The point of Sunday dinner is just to have it. Even if you don’t particularly like entertaining, there is great pleasure to be had in cooking for others, and great pleasure to be taken from the experience of gathering to eat with others. Sunday dinner isn’t a dinner party. It is not entertainment. It’s just a fact…. It makes life a little better, almost every time.

See You on Sunday, Sam Sifton

I vowed to myself — and now to you, blog — that when we’re able to gather indoors again, Sunday supper will become a regular occurrence at our home. It’ll be loud with talk, tears, and laughter, clattering of dishes and pans, clinks of glasses. There will be days when we don’t feel like doing it, but we will. Sometimes we’ll have to scramble to make enough to fill everyone’s plate or glass. Occasionally the food will be overdone or under-seasoned (or vice versa), but most nights it’ll be tasty.

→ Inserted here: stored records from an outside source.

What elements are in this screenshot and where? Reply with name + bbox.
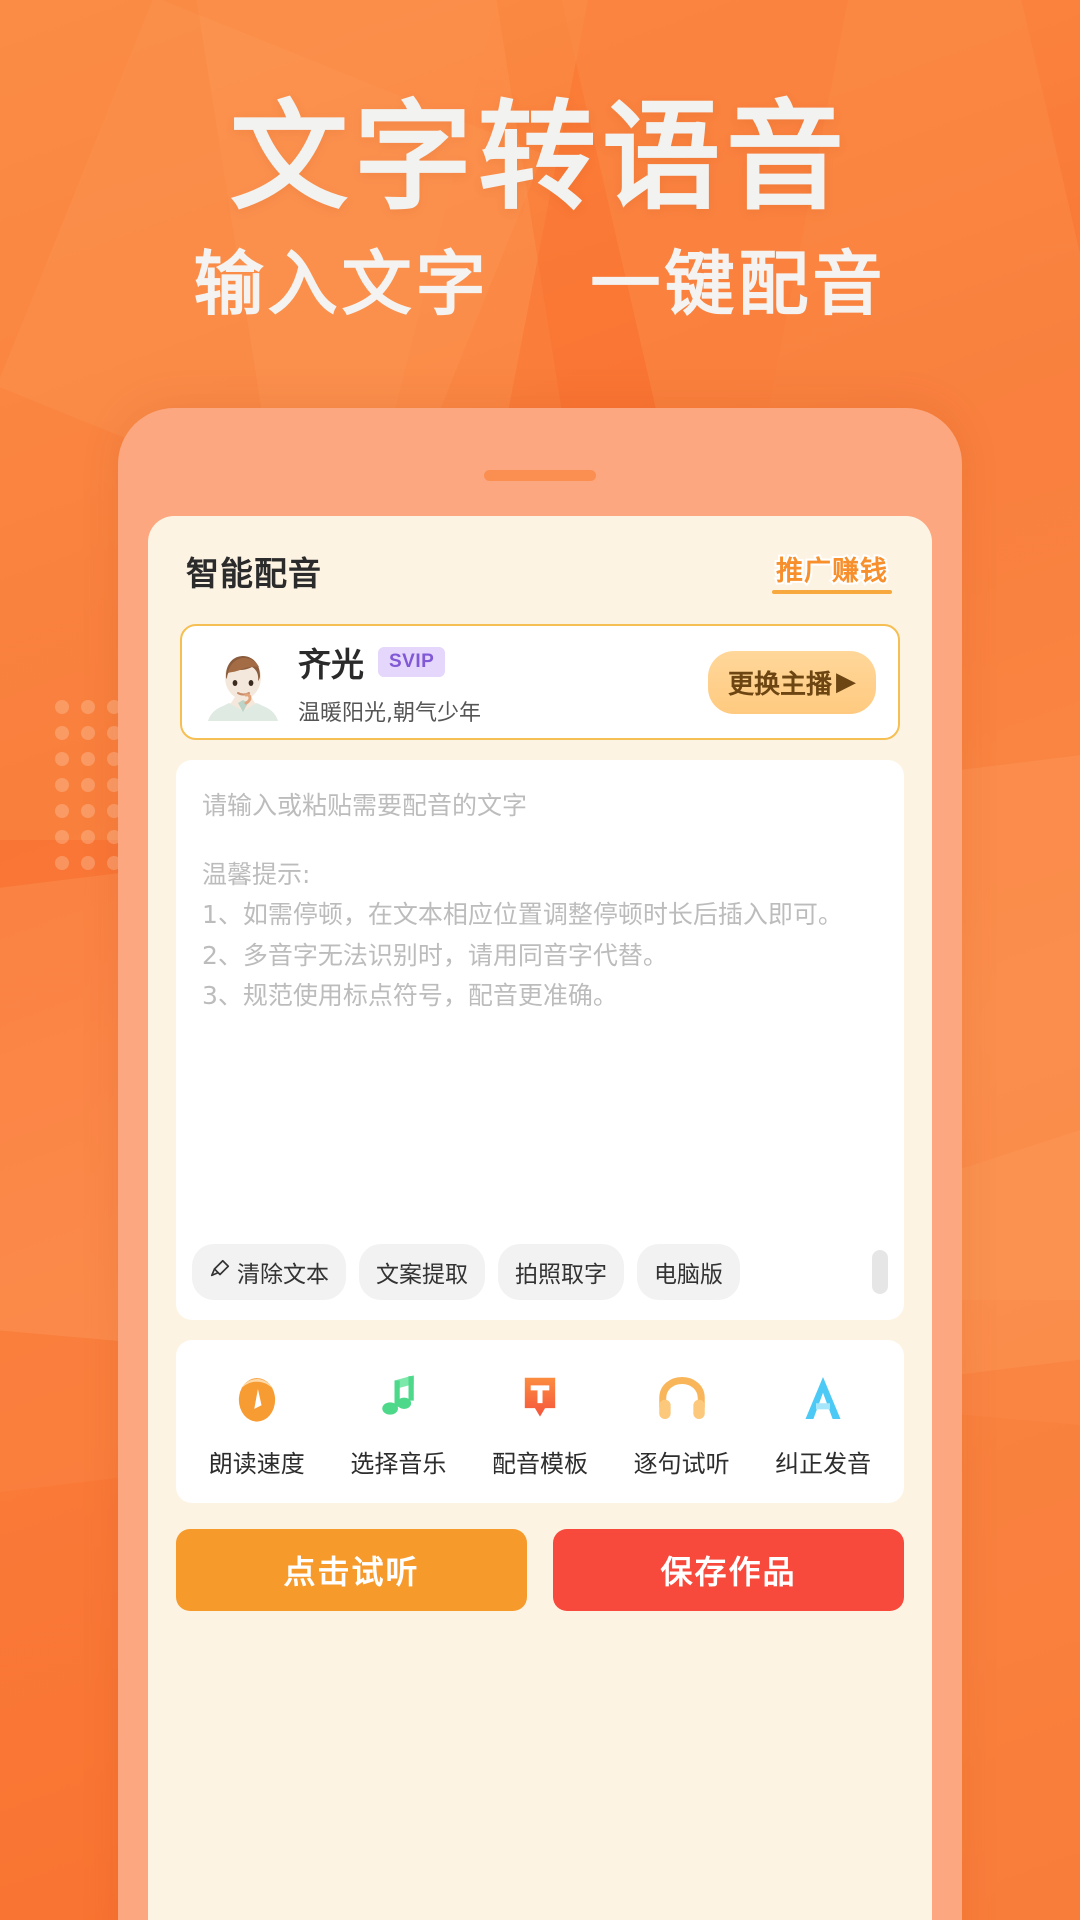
voice-description: 温暖阳光,朝气少年 [298, 700, 481, 726]
poster-subtitle: 输入文字 一键配音 [0, 242, 1080, 325]
preview-button[interactable]: 点击试听 [176, 1529, 527, 1611]
change-speaker-button[interactable]: 更换主播 ▶ [707, 650, 876, 714]
phone-mockup: 智能配音 推广赚钱 齐光 SVIP 温暖阳光,朝气少年 更换主播 ▶ 请输入或粘… [118, 408, 962, 1920]
placeholder-main: 请输入或粘贴需要配音的文字 [202, 791, 528, 820]
tips-title: 温馨提示: [202, 859, 311, 889]
feature-label: 配音模板 [491, 1450, 588, 1478]
voice-selector-card[interactable]: 齐光 SVIP 温暖阳光,朝气少年 更换主播 ▶ [180, 624, 900, 740]
text-editor-panel[interactable]: 请输入或粘贴需要配音的文字 温馨提示: 1、如需停顿，在文本相应位置调整停顿时长… [176, 760, 904, 1320]
action-bar: 点击试听 保存作品 [176, 1529, 904, 1611]
chip-extract-copy[interactable]: 文案提取 [359, 1244, 485, 1300]
feature-correct-pronunciation[interactable]: 纠正发音 [757, 1366, 889, 1479]
feature-sentence-preview[interactable]: 逐句试听 [616, 1366, 748, 1479]
voice-name: 齐光 [298, 644, 364, 684]
page-title: 智能配音 [186, 554, 322, 593]
voice-meta: 齐光 SVIP 温暖阳光,朝气少年 [298, 638, 708, 727]
feature-reading-speed[interactable]: 朗读速度 [191, 1366, 323, 1479]
chip-label: 文案提取 [376, 1262, 468, 1288]
chip-desktop-version[interactable]: 电脑版 [637, 1244, 740, 1300]
app-header: 智能配音 推广赚钱 [148, 516, 932, 602]
scrollbar-thumb[interactable] [872, 1250, 888, 1294]
brush-icon [209, 1258, 231, 1286]
chip-clear-text[interactable]: 清除文本 [192, 1244, 346, 1300]
poster-root: 文字转语音 输入文字 一键配音 智能配音 推广赚钱 齐光 SVIP 温暖阳光,朝… [0, 0, 1080, 1920]
poster-subtitle-left: 输入文字 [193, 242, 490, 325]
chevron-right-icon: ▶ [836, 667, 856, 697]
phone-speaker-bar [484, 470, 596, 481]
phone-screen: 智能配音 推广赚钱 齐光 SVIP 温暖阳光,朝气少年 更换主播 ▶ 请输入或粘… [148, 516, 932, 1920]
tip-2: 2、多音字无法识别时，请用同音字代替。 [202, 940, 668, 970]
chip-label: 电脑版 [654, 1262, 723, 1288]
feature-label: 朗读速度 [208, 1450, 305, 1478]
feature-select-music[interactable]: 选择音乐 [332, 1366, 464, 1479]
speed-gauge-icon [191, 1366, 323, 1430]
poster-subtitle-right: 一键配音 [590, 242, 887, 325]
feature-toolbar: 朗读速度 选择音乐 配音模板 逐句试听 纠正发音 [176, 1340, 904, 1503]
letter-a-icon [757, 1366, 889, 1430]
avatar [204, 643, 282, 721]
chip-label: 清除文本 [237, 1262, 329, 1288]
template-tag-icon [474, 1366, 606, 1430]
poster-headline: 文字转语音 输入文字 一键配音 [0, 88, 1080, 325]
feature-dubbing-template[interactable]: 配音模板 [474, 1366, 606, 1479]
change-speaker-label: 更换主播 [727, 669, 832, 700]
chip-photo-ocr[interactable]: 拍照取字 [498, 1244, 624, 1300]
editor-toolbar: 清除文本 文案提取 拍照取字 电脑版 [176, 1244, 904, 1300]
poster-title: 文字转语音 [229, 88, 850, 226]
chip-label: 拍照取字 [515, 1262, 607, 1288]
headphone-icon [616, 1366, 748, 1430]
voice-name-row: 齐光 SVIP [298, 638, 708, 686]
editor-placeholder: 请输入或粘贴需要配音的文字 温馨提示: 1、如需停顿，在文本相应位置调整停顿时长… [202, 786, 878, 1017]
feature-label: 选择音乐 [350, 1450, 447, 1478]
music-note-icon [332, 1366, 464, 1430]
tip-1: 1、如需停顿，在文本相应位置调整停顿时长后插入即可。 [202, 900, 843, 929]
status-badge-svip: SVIP [378, 646, 446, 677]
feature-label: 纠正发音 [775, 1450, 872, 1478]
save-button[interactable]: 保存作品 [553, 1529, 904, 1611]
placeholder-spacer [202, 827, 878, 855]
feature-label: 逐句试听 [633, 1450, 730, 1478]
promo-earn-money-button[interactable]: 推广赚钱 [770, 546, 894, 596]
tip-3: 3、规范使用标点符号，配音更准确。 [202, 981, 618, 1010]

But every night, it’ll be glorious — nourishing for body and spirit — because we’ll be together around a crowded table*.

The door is always open
Your picture’s on my wall
Everyone’s a little broken
And everyone belongs

I want a house with a crowded table
And a place by the fire for everyone
Let us take on the world while we’re young and able
And bring us back together when the day is done

“Crowded Table” by The Highwomen

* It’s no surprise that this song was the title of the family playlist on Spotify that my brother and niece put together for our clan’s Thanksgiving celebrations. Go ahead and give it a listen.